Postby rawill » Sat Sep 26, 2015 9:59 am

Thank you all

Hm, well I just did a double check!
I did have the controller set to "sealed" and not flooded as I said!
My 240 charger is Powertech 12 amp battery charger, (sourced from Jaycar) 3 stage I think.
I use my generator in the morning to make coffee etc, maybe 30-45 minutes, and sometimes in the evening say about 60 minutes.
If using the coffee machine it was previously a modified sinewave 5.5 generator, but for battery charging only it was a 1kw pure sinewave generator.
I have sold those and bought a 2.8 kw pure sinewave generator, (remote start etc)
Currently and historically
I only use the generator to run the 240 battery charger, I have never charged the batteries from the attached 12v charge point in the generator.

I have not been topping up the water in the batteries very much at all, maybe 2 times a year, but it was not distilled water, tank water, but sometimes bore water may have been added, we live rural, tank water and bore water when needed.

I have a large display to show the voltage, as well as the small display in the Battery monitor and controller.
I can see the large display at a glance, max volts historically (annecdotally) is max 14.5.
Now 13.8 I think on the gel setting!

However something is a bit amiss here, I want to figure it out before I damage any more batteries.
Neddy, yes, I would be very surprised if the Prostar unit was causing a problem.

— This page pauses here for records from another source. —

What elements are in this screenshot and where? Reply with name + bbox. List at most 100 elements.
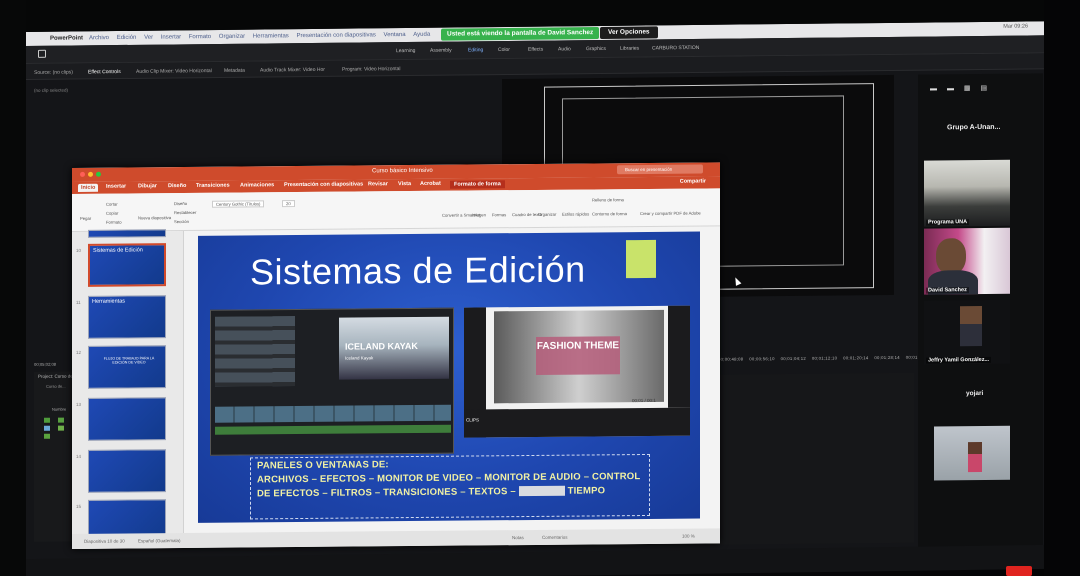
workspace-editing[interactable]: Editing [468, 47, 483, 53]
share-button[interactable]: Compartir [680, 178, 706, 184]
slide-title[interactable]: Sistemas de Edición [250, 249, 586, 294]
tab-effect-controls[interactable]: Effect Controls [88, 69, 121, 75]
participant-tile[interactable]: Jeffry Yamil González... [924, 299, 1010, 365]
workspace-learning[interactable]: Learning [396, 48, 415, 54]
slide-number: 13 [76, 401, 82, 407]
tab-program-monitor[interactable]: Program: Video Horizontal [342, 66, 401, 73]
monitor-bezel-right [1044, 0, 1080, 576]
shape-fill-button[interactable]: Relleno de forma [592, 197, 624, 202]
menu-ver[interactable]: Ver [144, 35, 153, 41]
tab-audio-clip-mixer[interactable]: Audio Clip Mixer: Video Horizontal [136, 68, 212, 75]
slide-thumbnail[interactable] [88, 449, 166, 493]
tab-formato-de-forma[interactable]: Formato de forma [450, 180, 505, 189]
workspace-graphics[interactable]: Graphics [586, 46, 606, 52]
slide-counter: Diapositiva 10 de 30 [84, 538, 125, 544]
reset-button[interactable]: Restablecer [174, 210, 196, 215]
workspace-audio[interactable]: Audio [558, 46, 571, 52]
font-size-select[interactable]: 20 [282, 200, 295, 208]
tab-inicio[interactable]: Inicio [78, 183, 99, 192]
close-icon[interactable] [80, 171, 85, 177]
slide-thumbnail-selected[interactable]: Sistemas de Edición [88, 243, 166, 287]
screen-share-banner: Usted está viendo la pantalla de David S… [441, 26, 600, 41]
menu-ventana[interactable]: Ventana [384, 32, 406, 38]
cut-button[interactable]: Cortar [106, 202, 118, 207]
minimize-icon[interactable] [88, 171, 93, 177]
current-slide[interactable]: Sistemas de Edición ICELAND KAYAK Icelan… [198, 231, 700, 523]
arrange-button[interactable]: Organizar [538, 212, 556, 217]
fashion-theme-image[interactable]: FASHION THEME 00:01 / 00:1 CLIPS [464, 305, 690, 438]
tab-dibujar[interactable]: Dibujar [138, 183, 157, 189]
view-options-button[interactable]: Ver Opciones [600, 26, 658, 39]
menu-archivo[interactable]: Archivo [89, 35, 109, 41]
tab-diseno[interactable]: Diseño [168, 183, 186, 189]
no-clip-label: (no clip selected) [34, 87, 69, 93]
body-line-1: PANELES O VENTANAS DE: [257, 459, 389, 472]
workspace-carburo[interactable]: CARBURO STATION [652, 45, 699, 51]
participant-tile[interactable] [934, 425, 1010, 481]
tab-transiciones[interactable]: Transiciones [196, 183, 230, 189]
body-line-2: ARCHIVOS – EFECTOS – MONITOR DE VIDEO – … [257, 471, 641, 486]
timeline-clips [215, 404, 451, 423]
participant-name: David Sanchez [926, 287, 969, 294]
menu-presentacion[interactable]: Presentación con diapositivas [296, 32, 375, 39]
editor-screenshot-image[interactable]: ICELAND KAYAK Iceland Kayak [210, 307, 454, 456]
menu-ayuda[interactable]: Ayuda [413, 32, 430, 38]
tab-presentacion[interactable]: Presentación con diapositivas [284, 181, 363, 188]
new-slide-button[interactable]: Nueva diapositiva [138, 215, 171, 220]
menu-insertar[interactable]: Insertar [161, 34, 181, 40]
column-nombre[interactable]: Nombre [52, 407, 66, 412]
thumbnail-title: Sistemas de Edición [93, 247, 143, 254]
zoom-view-icons[interactable]: ▬ ▬ ▦ ▤ [930, 84, 991, 93]
app-name[interactable]: PowerPoint [50, 35, 83, 41]
tab-audio-track-mixer[interactable]: Audio Track Mixer: Video Hor [260, 67, 325, 74]
language[interactable]: Español (Guatemala) [138, 538, 181, 543]
slide-number: 15 [76, 503, 82, 509]
menu-formato[interactable]: Formato [189, 34, 211, 40]
tab-revisar[interactable]: Revisar [368, 181, 388, 187]
search-input[interactable]: Buscar en presentación [617, 164, 703, 175]
workspace-effects[interactable]: Effects [528, 47, 543, 53]
format-painter-button[interactable]: Formato [106, 220, 122, 225]
tab-animaciones[interactable]: Animaciones [240, 182, 274, 188]
copy-button[interactable]: Copiar [106, 211, 118, 216]
theme-strip: CLIPS [464, 407, 690, 438]
font-family-select[interactable]: Century Gothic (Títulos) [212, 200, 265, 208]
workspace-assembly[interactable]: Assembly [430, 48, 452, 54]
quick-styles-button[interactable]: Estilos rápidos [562, 211, 589, 216]
menu-organizar[interactable]: Organizar [219, 34, 245, 40]
slide-thumbnail[interactable] [88, 397, 166, 441]
participant-tile[interactable]: Programa UNA [924, 159, 1010, 227]
menu-edicion[interactable]: Edición [117, 35, 137, 41]
tab-vista[interactable]: Vista [398, 181, 411, 187]
body-line-3-end: TIEMPO [567, 485, 606, 497]
slide-thumbnail[interactable]: FLUJO DE TRABAJO PARA LA EDICIÓN DE VIDE… [88, 345, 166, 389]
media-browser [215, 316, 295, 387]
layout-button[interactable]: Diseño [174, 201, 187, 206]
zoom-level[interactable]: 100 % [682, 534, 695, 539]
home-icon[interactable] [38, 49, 46, 58]
tab-insertar[interactable]: Insertar [106, 184, 126, 190]
shape-outline-button[interactable]: Contorno de forma [592, 211, 627, 216]
preview-title: ICELAND KAYAK [345, 340, 418, 352]
comments-button[interactable]: Comentarios [542, 535, 568, 540]
maximize-icon[interactable] [96, 171, 101, 177]
tab-acrobat[interactable]: Acrobat [420, 181, 441, 187]
paste-button[interactable]: Pegar [80, 216, 91, 221]
clip-swatch [44, 425, 50, 431]
shapes-button[interactable]: Formas [492, 212, 506, 217]
menu-herramientas[interactable]: Herramientas [253, 33, 289, 39]
section-button[interactable]: Sección [174, 219, 189, 224]
slide-thumbnail[interactable] [88, 229, 166, 238]
workspace-color[interactable]: Color [498, 47, 510, 53]
slide-text-box[interactable]: PANELES O VENTANAS DE: ARCHIVOS – EFECTO… [250, 453, 650, 520]
notes-button[interactable]: Notas [512, 535, 524, 540]
participant-tile-active[interactable]: David Sanchez [924, 227, 1010, 295]
tab-metadata[interactable]: Metadata [224, 68, 245, 74]
slide-thumbnail[interactable]: Herramientas [88, 295, 166, 339]
workspace-libraries[interactable]: Libraries [620, 46, 639, 52]
picture-button[interactable]: Imagen [472, 212, 486, 217]
adobe-pdf-button[interactable]: Crear y compartir PDF de Adobe [640, 210, 710, 217]
project-folder[interactable]: Curso de... [46, 384, 66, 389]
tab-source[interactable]: Source: (no clips) [34, 70, 73, 76]
viewer-preview: ICELAND KAYAK Iceland Kayak [339, 316, 449, 380]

Matt a voltage logger like you suggest might be something I will do, rather than rely on my observations!
Dene, hopefully it could be the top up water that caused the issue.

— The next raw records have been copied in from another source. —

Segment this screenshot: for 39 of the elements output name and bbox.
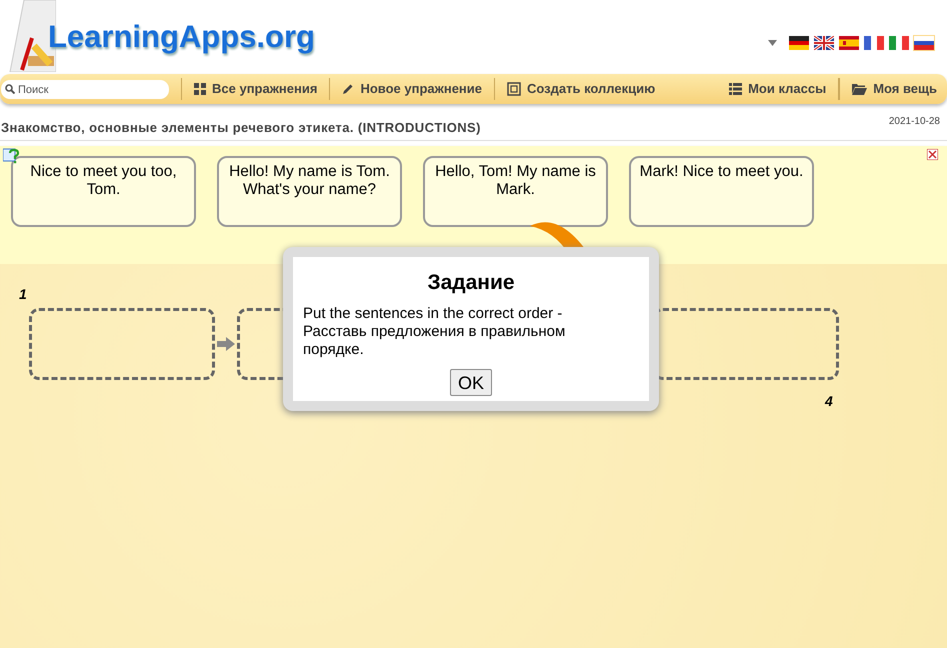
fullscreen-icon[interactable] <box>927 149 938 160</box>
dropdown-caret-icon[interactable] <box>768 40 777 46</box>
search-icon <box>5 84 15 94</box>
arrow-icon <box>217 337 235 351</box>
page-title: Знакомство, основные элементы речевого этикета. (INTRODUCTIONS) <box>1 119 481 137</box>
language-flag[interactable] <box>813 35 835 51</box>
sentence-card[interactable]: Hello! My name is Tom. What's your name? <box>217 156 402 227</box>
language-flag[interactable] <box>788 35 810 51</box>
nav-link[interactable]: Моя вещь <box>852 79 937 99</box>
frame-icon <box>507 82 522 96</box>
language-flag[interactable] <box>838 35 860 51</box>
date-text: 2021-10-28 <box>888 115 940 129</box>
flag-icon <box>814 36 834 50</box>
language-flag[interactable] <box>913 35 935 51</box>
nav-link[interactable]: Все упражнения <box>194 79 318 99</box>
grid-icon <box>194 83 206 95</box>
sentence-card[interactable]: Nice to meet you too, Tom. <box>11 156 196 227</box>
sentence-card[interactable]: Hello, Tom! My name is Mark. <box>423 156 608 227</box>
sentence-card[interactable]: Mark! Nice to meet you. <box>629 156 814 227</box>
list-icon <box>729 83 742 95</box>
folder-icon <box>852 83 868 95</box>
nav-link[interactable]: Создать коллекцию <box>507 79 656 99</box>
flag-icon <box>864 36 884 50</box>
flag-icon <box>889 36 909 50</box>
dialog-title: Задание <box>426 270 516 296</box>
flag-icon <box>789 36 809 50</box>
nav-link[interactable]: Новое упражнение <box>342 79 482 99</box>
logo-text[interactable]: LearningApps.org <box>48 14 315 60</box>
nav-link[interactable]: Мои классы <box>729 79 826 99</box>
flag-icon <box>914 36 934 50</box>
flag-icon <box>839 36 859 50</box>
drop-slot[interactable] <box>29 308 215 380</box>
slot-number: 1 <box>19 285 27 304</box>
dialog-text: Put the sentences in the correct order - Расставь предложения в правильном порядке. <box>303 304 566 358</box>
search-field[interactable]: Поиск <box>1 80 169 100</box>
ok-button[interactable]: OK <box>450 368 492 396</box>
slot-number: 4 <box>825 392 833 411</box>
help-icon[interactable] <box>3 148 21 165</box>
pencil-icon <box>342 83 354 95</box>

We run a 12v fridge, 4kw Deisel heater, TV, lights,
Max draw about 10 amps at times, usually about 4-5 when everything gets up and running on a cold day and running the heater.
When it is like that I run the generator to stop the draw being too tough on the battery, say when the heater is starting, or trying to get the van warm.
DOD, I try to use the top 25%, prefereably less, but who knows for sure, a logger would help here, sometimes I have gone lower than I want to.

Thank you all.

Robin and Averil 16590 - Crusin - 1989 Nissan Condor - 28 sq meters CSC - toad 010 Micra - (1978 Mitsi Canter which must go!~!)


Re: Flooded Battery Failure

Postby Teardrop » Sat Sep 26, 2015 10:15 am


The water would not help, but your main problem may be elsewhere. At the setting you have used, your batteries may be sulphated from undercharging. The liquid in flooded batteries stratifies (forms layers of different density) over time and every so often they should have an "equalise" charge which is normally 15.5 volts for a period to stir them up and re-mix them. This is your main protection against sulphation.